Regular follow-up visits, imaging, and rehabilitation for swallowing, speech, and dental health are important parts of long-term recovery after treatment.

Questions to ask your doctor

• Was my tumor p16-positive or p16-negative, and what does that mean for my prognosis?
• Was additional HPV testing (ISH or PCR) performed to confirm HPV association?
• Where in my oropharynx did the cancer start — the tonsil, base of tongue, or elsewhere?
• What is the tumor size (pT stage), and has it grown into adjacent structures?
• How many lymph nodes contained cancer, and was extranodal extension present?
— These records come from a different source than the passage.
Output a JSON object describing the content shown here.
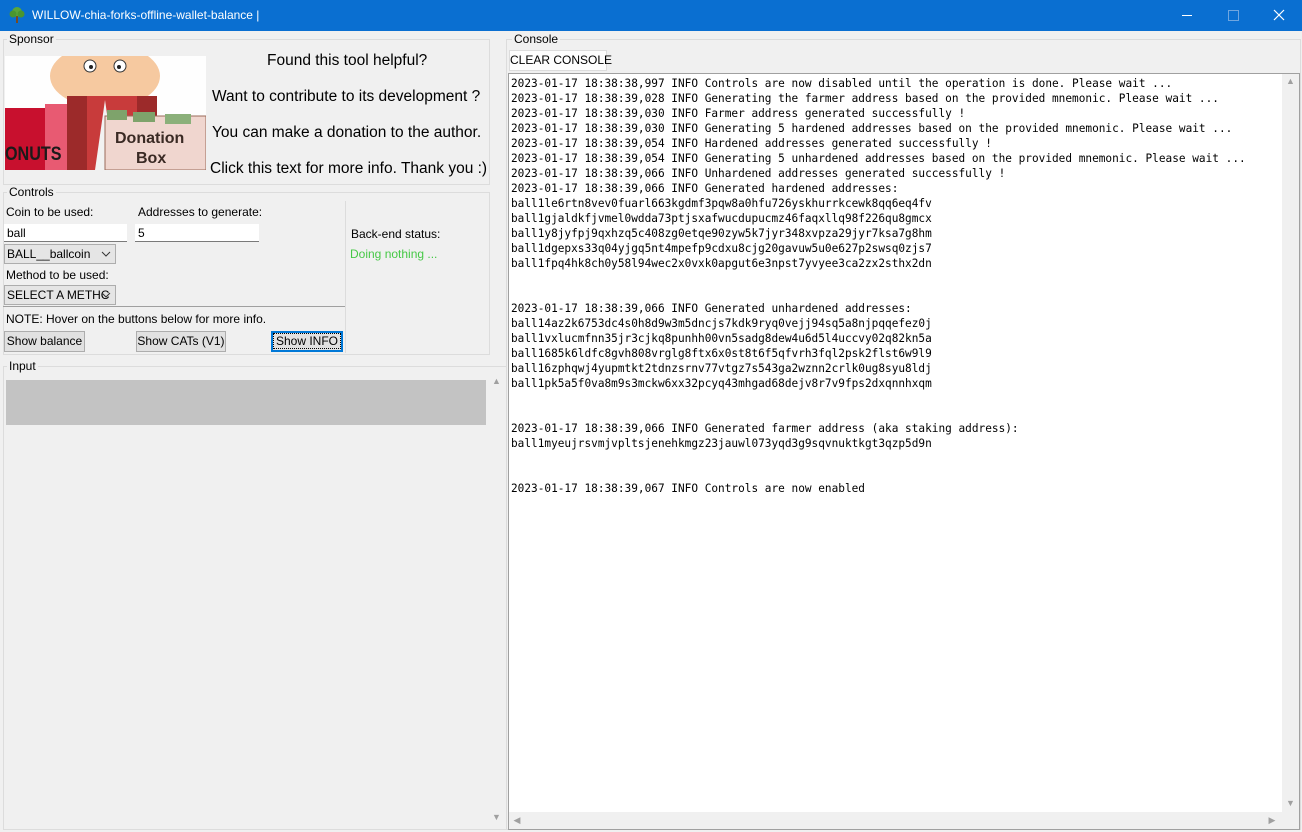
{
  "window": {
    "title": "WILLOW-chia-forks-offline-wallet-balance |",
    "icon": "tree-icon",
    "controls": {
      "minimize": "—",
      "maximize": "☐",
      "close": "✕"
    }
  },
  "sponsor": {
    "label": "Sponsor",
    "image_text": {
      "donation": "Donation",
      "box": "Box",
      "donuts": "ONUTS"
    },
    "lines": [
      "Found this tool helpful?",
      "Want to contribute to its development ?",
      "You can make a donation to the author.",
      "Click this text for more info. Thank you :)"
    ]
  },
  "controls": {
    "label": "Controls",
    "coin_label": "Coin to be used:",
    "coin_value": "ball",
    "coin_select": "BALL__ballcoin",
    "addresses_label": "Addresses to generate:",
    "addresses_value": "5",
    "method_label": "Method to be used:",
    "method_select": "SELECT A METHC",
    "backend_label": "Back-end status:",
    "backend_status": "Doing nothing ...",
    "backend_status_color": "#46c846",
    "note": "NOTE: Hover on the buttons below for more info.",
    "buttons": {
      "show_balance": "Show balance",
      "show_cats": "Show CATs (V1)",
      "show_info": "Show INFO"
    }
  },
  "input": {
    "label": "Input"
  },
  "console": {
    "label": "Console",
    "clear_button": "CLEAR CONSOLE",
    "lines": [
      "2023-01-17 18:38:38,997 INFO Controls are now disabled until the operation is done. Please wait ...",
      "2023-01-17 18:38:39,028 INFO Generating the farmer address based on the provided mnemonic. Please wait ...",
      "2023-01-17 18:38:39,030 INFO Farmer address generated successfully !",
      "2023-01-17 18:38:39,030 INFO Generating 5 hardened addresses based on the provided mnemonic. Please wait ...",
      "2023-01-17 18:38:39,054 INFO Hardened addresses generated successfully !",
      "2023-01-17 18:38:39,054 INFO Generating 5 unhardened addresses based on the provided mnemonic. Please wait ...",
      "2023-01-17 18:38:39,066 INFO Unhardened addresses generated successfully !",
      "2023-01-17 18:38:39,066 INFO Generated hardened addresses:",
      "ball1le6rtn8vev0fuarl663kgdmf3pqw8a0hfu726yskhurrkcewk8qq6eq4fv",
      "ball1gjaldkfjvmel0wdda73ptjsxafwucdupucmz46faqxllq98f226qu8gmcx",
      "ball1y8jyfpj9qxhzq5c408zg0etqe90zyw5k7jyr348xvpza29jyr7ksa7g8hm",
      "ball1dgepxs33q04yjgq5nt4mpefp9cdxu8cjg20gavuw5u0e627p2swsq0zjs7",
      "ball1fpq4hk8ch0y58l94wec2x0vxk0apgut6e3npst7yvyee3ca2zx2sthx2dn",
      "",
      "",
      "2023-01-17 18:38:39,066 INFO Generated unhardened addresses:",
      "ball14az2k6753dc4s0h8d9w3m5dncjs7kdk9ryq0vejj94sq5a8njpqqefez0j",
      "ball1vxlucmfnn35jr3cjkq8punhh00vn5sadg8dew4u6d5l4uccvy02q82kn5a",
      "ball1685k6ldfc8gvh808vrglg8ftx6x0st8t6f5qfvrh3fql2psk2flst6w9l9",
      "ball16zphqwj4yupmtkt2tdnzsrnv77vtgz7s543ga2wznn2crlk0ug8syu8ldj",
      "ball1pk5a5f0va8m9s3mckw6xx32pcyq43mhgad68dejv8r7v9fps2dxqnnhxqm",
      "",
      "",
      "2023-01-17 18:38:39,066 INFO Generated farmer address (aka staking address):",
      "ball1myeujrsvmjvpltsjenehkmgz23jauwl073yqd3g9sqvnuktkgt3qzp5d9n",
      "",
      "",
      "2023-01-17 18:38:39,067 INFO Controls are now enabled"
    ]
  }
}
• What is my pathologic stage (pT and pN)?
• Were surgical margins negative, or is further treatment needed for a close or positive margin?
• Was perineural invasion or lymphovascular invasion found?
• Was PD-L1 testing performed, and what was the CPS score?
• Am I eligible for a de-escalation treatment trial?
• What treatment do you recommend, and how will side effects on swallowing, speech, and saliva production be managed?
• How often will I need follow-up visits and imaging?